Given the process $log(A) = \sqrt{\rho}T\sigma Y + \sqrt{(1-\rho)T} \sigma Z^i - \frac{1}{2}T\sigma^2$ find $E[e^{\sqrt{(1-\rho)T}\sigma Z^i}\mathcal{1}_{A<c}]$ where $Z^i \sim N(0,1)$, c and Y are some positive constants, and $\mathcal{1}$ is the indicator function.
The indicator function conditions on process $A$ and the exponential function inside the expectation is a function of $Z^i$ so I am a bit puzzled how to proceed. Kindly help!
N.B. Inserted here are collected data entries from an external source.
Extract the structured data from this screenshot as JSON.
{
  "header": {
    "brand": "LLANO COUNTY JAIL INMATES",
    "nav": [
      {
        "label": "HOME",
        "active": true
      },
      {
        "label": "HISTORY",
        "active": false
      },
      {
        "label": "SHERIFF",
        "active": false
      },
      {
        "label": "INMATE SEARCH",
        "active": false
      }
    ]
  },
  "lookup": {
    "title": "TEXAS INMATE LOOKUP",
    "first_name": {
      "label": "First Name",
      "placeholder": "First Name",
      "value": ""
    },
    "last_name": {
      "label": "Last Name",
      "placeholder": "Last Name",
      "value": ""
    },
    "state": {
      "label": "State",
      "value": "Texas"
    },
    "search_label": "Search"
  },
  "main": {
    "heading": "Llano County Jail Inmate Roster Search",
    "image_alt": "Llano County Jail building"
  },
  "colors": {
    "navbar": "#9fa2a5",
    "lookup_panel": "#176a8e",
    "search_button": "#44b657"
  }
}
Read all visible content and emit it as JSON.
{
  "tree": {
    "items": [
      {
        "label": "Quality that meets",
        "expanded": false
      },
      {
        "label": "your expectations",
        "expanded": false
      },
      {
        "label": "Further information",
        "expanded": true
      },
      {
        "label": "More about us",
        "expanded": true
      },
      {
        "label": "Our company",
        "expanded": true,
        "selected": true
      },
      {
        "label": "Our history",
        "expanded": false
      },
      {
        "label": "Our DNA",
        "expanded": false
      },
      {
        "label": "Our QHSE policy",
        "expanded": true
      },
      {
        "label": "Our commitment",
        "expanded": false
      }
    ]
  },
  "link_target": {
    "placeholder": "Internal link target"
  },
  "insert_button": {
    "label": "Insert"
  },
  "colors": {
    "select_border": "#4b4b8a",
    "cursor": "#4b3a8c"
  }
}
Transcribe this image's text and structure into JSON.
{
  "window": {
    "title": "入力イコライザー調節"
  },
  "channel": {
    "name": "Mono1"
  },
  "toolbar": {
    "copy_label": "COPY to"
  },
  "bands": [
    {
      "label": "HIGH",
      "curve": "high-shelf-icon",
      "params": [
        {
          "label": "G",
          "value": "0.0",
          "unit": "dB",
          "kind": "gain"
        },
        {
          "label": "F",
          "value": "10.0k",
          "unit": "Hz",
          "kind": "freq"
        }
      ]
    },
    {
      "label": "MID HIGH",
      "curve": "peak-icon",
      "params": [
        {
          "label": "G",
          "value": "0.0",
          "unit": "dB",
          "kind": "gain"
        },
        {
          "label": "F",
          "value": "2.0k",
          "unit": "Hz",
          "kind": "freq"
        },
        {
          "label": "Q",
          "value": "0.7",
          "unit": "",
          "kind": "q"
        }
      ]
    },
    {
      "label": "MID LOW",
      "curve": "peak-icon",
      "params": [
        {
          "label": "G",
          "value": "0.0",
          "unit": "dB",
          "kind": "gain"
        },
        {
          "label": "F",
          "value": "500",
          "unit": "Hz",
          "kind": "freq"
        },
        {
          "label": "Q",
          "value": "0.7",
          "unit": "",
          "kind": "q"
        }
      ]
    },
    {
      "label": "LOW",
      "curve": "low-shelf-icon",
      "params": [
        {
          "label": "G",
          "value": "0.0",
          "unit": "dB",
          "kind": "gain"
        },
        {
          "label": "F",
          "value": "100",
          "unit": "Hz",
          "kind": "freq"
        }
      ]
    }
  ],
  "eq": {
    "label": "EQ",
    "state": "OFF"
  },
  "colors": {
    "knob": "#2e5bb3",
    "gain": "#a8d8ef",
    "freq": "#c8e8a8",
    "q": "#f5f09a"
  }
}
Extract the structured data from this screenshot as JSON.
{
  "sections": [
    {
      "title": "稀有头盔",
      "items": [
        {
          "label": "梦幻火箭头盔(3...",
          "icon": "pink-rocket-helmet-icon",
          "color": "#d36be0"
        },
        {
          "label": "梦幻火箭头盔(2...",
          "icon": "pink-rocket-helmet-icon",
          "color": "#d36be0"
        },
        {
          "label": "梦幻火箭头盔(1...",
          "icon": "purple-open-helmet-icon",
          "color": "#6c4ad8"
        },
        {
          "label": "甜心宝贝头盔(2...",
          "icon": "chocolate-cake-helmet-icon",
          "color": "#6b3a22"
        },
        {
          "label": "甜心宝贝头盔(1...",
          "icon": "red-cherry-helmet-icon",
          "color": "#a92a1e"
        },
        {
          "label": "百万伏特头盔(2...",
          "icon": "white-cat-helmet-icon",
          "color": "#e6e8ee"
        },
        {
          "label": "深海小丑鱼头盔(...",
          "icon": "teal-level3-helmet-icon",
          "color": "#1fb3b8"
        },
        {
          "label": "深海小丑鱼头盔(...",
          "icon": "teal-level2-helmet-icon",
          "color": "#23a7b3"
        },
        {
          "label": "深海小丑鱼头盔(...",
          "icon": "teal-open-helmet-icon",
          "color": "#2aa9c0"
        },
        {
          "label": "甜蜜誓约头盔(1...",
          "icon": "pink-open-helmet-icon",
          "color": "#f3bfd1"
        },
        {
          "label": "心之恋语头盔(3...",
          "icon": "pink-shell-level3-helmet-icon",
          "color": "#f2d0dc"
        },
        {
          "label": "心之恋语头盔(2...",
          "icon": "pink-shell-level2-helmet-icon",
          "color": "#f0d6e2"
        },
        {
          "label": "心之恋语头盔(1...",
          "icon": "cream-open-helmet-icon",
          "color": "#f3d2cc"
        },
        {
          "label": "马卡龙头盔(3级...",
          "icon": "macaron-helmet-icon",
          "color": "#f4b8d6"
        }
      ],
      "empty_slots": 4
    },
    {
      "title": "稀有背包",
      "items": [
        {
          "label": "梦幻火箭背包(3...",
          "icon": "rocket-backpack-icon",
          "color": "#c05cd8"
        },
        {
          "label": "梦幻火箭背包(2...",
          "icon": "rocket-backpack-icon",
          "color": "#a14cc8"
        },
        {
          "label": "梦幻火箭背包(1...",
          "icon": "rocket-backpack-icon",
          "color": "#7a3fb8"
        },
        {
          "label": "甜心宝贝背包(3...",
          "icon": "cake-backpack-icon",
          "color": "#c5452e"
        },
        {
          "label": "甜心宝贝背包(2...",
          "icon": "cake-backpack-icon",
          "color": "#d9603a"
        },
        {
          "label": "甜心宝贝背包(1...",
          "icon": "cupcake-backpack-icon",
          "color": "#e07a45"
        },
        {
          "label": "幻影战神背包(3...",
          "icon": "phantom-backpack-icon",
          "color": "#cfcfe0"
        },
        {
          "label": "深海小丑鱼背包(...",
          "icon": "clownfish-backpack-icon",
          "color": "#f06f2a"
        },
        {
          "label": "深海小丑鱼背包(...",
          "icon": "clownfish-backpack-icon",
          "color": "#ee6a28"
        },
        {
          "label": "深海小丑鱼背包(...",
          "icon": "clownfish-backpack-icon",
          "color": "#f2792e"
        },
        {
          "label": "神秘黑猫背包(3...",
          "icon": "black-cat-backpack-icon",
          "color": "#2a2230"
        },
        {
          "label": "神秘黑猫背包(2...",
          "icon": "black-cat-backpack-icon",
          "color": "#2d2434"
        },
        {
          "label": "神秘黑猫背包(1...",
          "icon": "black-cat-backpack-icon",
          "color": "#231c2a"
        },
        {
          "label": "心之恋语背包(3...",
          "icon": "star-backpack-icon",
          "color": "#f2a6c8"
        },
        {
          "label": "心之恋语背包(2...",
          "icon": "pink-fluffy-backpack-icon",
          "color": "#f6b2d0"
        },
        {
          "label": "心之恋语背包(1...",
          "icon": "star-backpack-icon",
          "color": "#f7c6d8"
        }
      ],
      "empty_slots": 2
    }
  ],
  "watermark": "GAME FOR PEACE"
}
HINT Let's write $\ln A = \alpha + \beta Z^i$ for $\alpha, \beta$ constant and $\beta > 0$. Note that $$ A < c \iff \ln c > \ln A \iff Z^i < \frac{c - \alpha}{\beta}. $$
Can you now finish?
UPDATE
Let $\phi(z)$ and $\Phi(z)$ denote the pdf and cdf of the standard normal distribution. You have $$ \mathbb{E}\left[e^{\beta Z} \mathbb{I}_{A<c}\right] = \int_{-\infty}^{(c-\alpha)/\beta} e^{\beta z} \phi(z) dz $$ which after completing the square you should be able to express as $\Phi(\cdot)$ of some transformation of $\alpha, \beta, c$.